You can see a table of storage size vs IOPS and burst duration (how long a sustained burst will last) in the table here, just below the graph.
Scaling RDS storage is one-way. Once you scale-up, you can't scale down (without creating a new RDS instance and migrating data over).
If you're looking to remove EBS bottlenecks in your RDS instance, you may find that giving your database 1000 GB is sufficient as a starting point.
At a price of
$0.115 per GB (us-east-1 and us-east-2), getting 1,000 GB of storage is a monthly cost of
$115.00 for single-az and
$230.00 for multi-az.
At a price of
$0.115 per GB (us-east-1 and us-east-2), getting 5,334 GB of storage is a monthly cost of
$613.41 for single-az and
$1226.82 for multi-az.
Don't feel bad if that price point seems shockingly high. I was surprised to find that many companies wouldn't bat an eye at this added expense and had to recalibrate my ideas of how much money is thrown at AWS.
Aurora EBS Performance
Aurora is a special case. When creating an Aurora database, you'll notice that you don't really get any data volume configuration.
What kind of performance can you expect? The only clue I found was at the very end of this blog article.
It seems to suggest that your limitation is in the available throughput given to the underlying instance size, rather than any EBS volume limitation:
If your workload requires higher IOPS performance and higher throughput, you may plan to migrate to Aurora, which is a high-performance, highly available and cost-effective solution suitable for high throughput workloads...
While using Aurora, make sure that there is technically no limit of IOPS but throughput could be limited to the underlying Aurora instance limit.
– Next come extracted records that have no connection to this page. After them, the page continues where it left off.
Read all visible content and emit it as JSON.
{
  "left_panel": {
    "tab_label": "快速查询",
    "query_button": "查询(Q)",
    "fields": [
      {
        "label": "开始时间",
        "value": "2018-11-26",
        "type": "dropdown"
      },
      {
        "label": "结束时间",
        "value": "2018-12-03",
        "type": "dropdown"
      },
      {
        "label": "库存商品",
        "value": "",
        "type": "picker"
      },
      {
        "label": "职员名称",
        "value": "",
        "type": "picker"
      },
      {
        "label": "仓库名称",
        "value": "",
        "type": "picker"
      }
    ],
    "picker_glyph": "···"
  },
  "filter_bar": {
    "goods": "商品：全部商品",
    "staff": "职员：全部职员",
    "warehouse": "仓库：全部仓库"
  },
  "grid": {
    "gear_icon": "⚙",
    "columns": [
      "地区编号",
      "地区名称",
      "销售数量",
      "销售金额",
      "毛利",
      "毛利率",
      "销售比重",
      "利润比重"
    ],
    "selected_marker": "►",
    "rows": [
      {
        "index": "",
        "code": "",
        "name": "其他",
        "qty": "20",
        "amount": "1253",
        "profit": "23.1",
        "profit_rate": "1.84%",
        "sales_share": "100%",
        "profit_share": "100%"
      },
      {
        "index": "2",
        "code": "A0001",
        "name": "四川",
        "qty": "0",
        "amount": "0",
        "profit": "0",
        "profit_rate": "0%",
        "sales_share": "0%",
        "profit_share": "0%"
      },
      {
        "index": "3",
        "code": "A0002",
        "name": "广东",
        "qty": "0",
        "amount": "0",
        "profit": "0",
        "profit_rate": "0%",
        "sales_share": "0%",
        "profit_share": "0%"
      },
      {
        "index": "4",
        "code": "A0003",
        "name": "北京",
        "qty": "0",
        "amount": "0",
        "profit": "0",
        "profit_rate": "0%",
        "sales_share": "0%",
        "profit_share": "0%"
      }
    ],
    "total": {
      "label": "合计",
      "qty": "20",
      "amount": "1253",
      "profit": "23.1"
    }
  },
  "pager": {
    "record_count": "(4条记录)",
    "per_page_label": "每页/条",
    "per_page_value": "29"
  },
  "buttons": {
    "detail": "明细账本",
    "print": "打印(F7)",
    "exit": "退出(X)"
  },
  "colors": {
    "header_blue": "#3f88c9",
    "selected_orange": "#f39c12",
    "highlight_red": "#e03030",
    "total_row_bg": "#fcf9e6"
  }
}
For better throughput, go for a higher Aurora instance class.
(I'm pretty sure that's meant to be read as "there is technically no limit in IOPS", rather than a directive for us, Aurora users, to make sure there are no IOPS limits via available configuration options).
Sneaky Thing #6: Using Snapshots
One thing to note is that when creating EBS drives from a snapshot, you don't get that drives maximum performance right away.
There are steps you can do to get around this, if needed. AWS calls the process "initialization". You can read about it in the link above, or use the Fast Restore feature - be sure to read about its limits.
More interesting (and slightly hidden) is that this also applies to RDS databases that were restored from a snapshot.